I likely won’t see the final disc until much nearer its release date. That means I can’t commit myself to the final specs yet or vouch for the image quality. My understanding at this time is that the two-disc set will be Region-Free. The version will be the full-length preview / international version cut, viewable with either the original Daniele Amphitheatrof music score, or the 2005 revised Christopher Calliendo music score. This will be the first Blu-ray release for the full-length movie with its original 1965 audio. An earlier Twilight Time Blu-ray presented the original soundtrack only on the shorter, obsolete ‘theatrical version,’ which was really a truncated American cut.

Sony restored the longer cut in 2005. It’s the version with which Dundee was previewed, and the way it played in several foreign territories, which included (as Darren Gross long ago confirmed) France, Finland, Italy and West Germany. In Germany it was originally released under the title Sierra Charriba, which is the easiest way to find it at Amazon.de .

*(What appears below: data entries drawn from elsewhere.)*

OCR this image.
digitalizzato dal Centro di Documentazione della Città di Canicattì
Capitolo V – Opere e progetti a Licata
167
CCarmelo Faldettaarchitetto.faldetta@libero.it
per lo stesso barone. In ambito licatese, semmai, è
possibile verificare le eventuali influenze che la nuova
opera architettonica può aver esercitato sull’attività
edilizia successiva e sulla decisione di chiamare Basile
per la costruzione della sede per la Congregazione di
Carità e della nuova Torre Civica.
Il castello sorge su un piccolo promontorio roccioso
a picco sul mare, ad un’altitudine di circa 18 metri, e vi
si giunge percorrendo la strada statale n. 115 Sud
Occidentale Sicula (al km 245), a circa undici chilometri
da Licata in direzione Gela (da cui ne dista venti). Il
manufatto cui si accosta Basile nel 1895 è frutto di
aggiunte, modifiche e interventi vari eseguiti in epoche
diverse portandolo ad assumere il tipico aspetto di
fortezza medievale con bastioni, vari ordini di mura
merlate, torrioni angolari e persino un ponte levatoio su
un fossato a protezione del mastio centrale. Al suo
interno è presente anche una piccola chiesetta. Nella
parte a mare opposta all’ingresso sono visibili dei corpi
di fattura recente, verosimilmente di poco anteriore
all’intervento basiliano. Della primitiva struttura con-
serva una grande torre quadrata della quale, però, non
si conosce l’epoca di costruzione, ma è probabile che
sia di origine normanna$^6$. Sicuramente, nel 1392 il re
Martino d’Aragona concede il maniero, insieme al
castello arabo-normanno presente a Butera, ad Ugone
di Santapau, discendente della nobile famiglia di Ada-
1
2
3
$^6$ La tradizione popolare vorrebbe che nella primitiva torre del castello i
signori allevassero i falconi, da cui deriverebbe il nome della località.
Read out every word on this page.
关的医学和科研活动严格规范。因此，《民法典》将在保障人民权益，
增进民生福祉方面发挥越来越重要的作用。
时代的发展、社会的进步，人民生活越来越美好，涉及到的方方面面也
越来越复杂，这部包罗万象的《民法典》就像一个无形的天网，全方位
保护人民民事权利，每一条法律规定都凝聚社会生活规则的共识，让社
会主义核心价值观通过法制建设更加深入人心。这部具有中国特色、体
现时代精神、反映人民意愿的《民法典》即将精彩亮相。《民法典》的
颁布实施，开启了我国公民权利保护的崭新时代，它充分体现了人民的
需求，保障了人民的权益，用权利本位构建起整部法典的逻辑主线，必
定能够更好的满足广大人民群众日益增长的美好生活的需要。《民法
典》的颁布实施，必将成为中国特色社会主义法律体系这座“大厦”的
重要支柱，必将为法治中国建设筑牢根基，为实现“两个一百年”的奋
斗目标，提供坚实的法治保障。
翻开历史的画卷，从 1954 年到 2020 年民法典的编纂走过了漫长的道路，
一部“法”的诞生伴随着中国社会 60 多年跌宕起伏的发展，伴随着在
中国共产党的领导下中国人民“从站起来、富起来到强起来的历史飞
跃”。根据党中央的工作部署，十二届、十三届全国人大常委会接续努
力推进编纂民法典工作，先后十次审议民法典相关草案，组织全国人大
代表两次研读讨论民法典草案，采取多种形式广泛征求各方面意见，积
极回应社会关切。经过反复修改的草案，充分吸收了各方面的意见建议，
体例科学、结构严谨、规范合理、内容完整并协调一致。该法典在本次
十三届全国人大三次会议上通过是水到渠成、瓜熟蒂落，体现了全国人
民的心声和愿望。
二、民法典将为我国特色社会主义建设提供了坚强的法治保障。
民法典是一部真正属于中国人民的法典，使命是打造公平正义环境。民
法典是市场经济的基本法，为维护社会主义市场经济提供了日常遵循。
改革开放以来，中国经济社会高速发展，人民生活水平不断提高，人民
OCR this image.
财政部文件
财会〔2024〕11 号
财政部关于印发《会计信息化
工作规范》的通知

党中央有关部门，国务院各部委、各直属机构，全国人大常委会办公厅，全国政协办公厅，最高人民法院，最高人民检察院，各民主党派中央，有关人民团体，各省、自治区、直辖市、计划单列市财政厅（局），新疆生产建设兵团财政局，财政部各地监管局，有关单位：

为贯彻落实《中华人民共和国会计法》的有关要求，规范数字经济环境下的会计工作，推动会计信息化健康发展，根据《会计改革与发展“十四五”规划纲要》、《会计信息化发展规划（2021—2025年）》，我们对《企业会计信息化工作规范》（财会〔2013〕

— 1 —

Explosive Media found no surviving German track for the long version. Disc producer Ulrich Brucker told me earlier that for his German language track, the movie will default to English during the preview-cut scenes that were restored in 2005. That’s what Explosive memorably did for its multi-language must-see-to-believe release of Sergio Corbucci’s The Big Gundown back in 2012.

I hope this description turns out to be accurate, but I can’t make guarantees until I check out the disc for myself and do a review — I hope the quality is good and that it’s the dream Major Dundee I’m hoping for.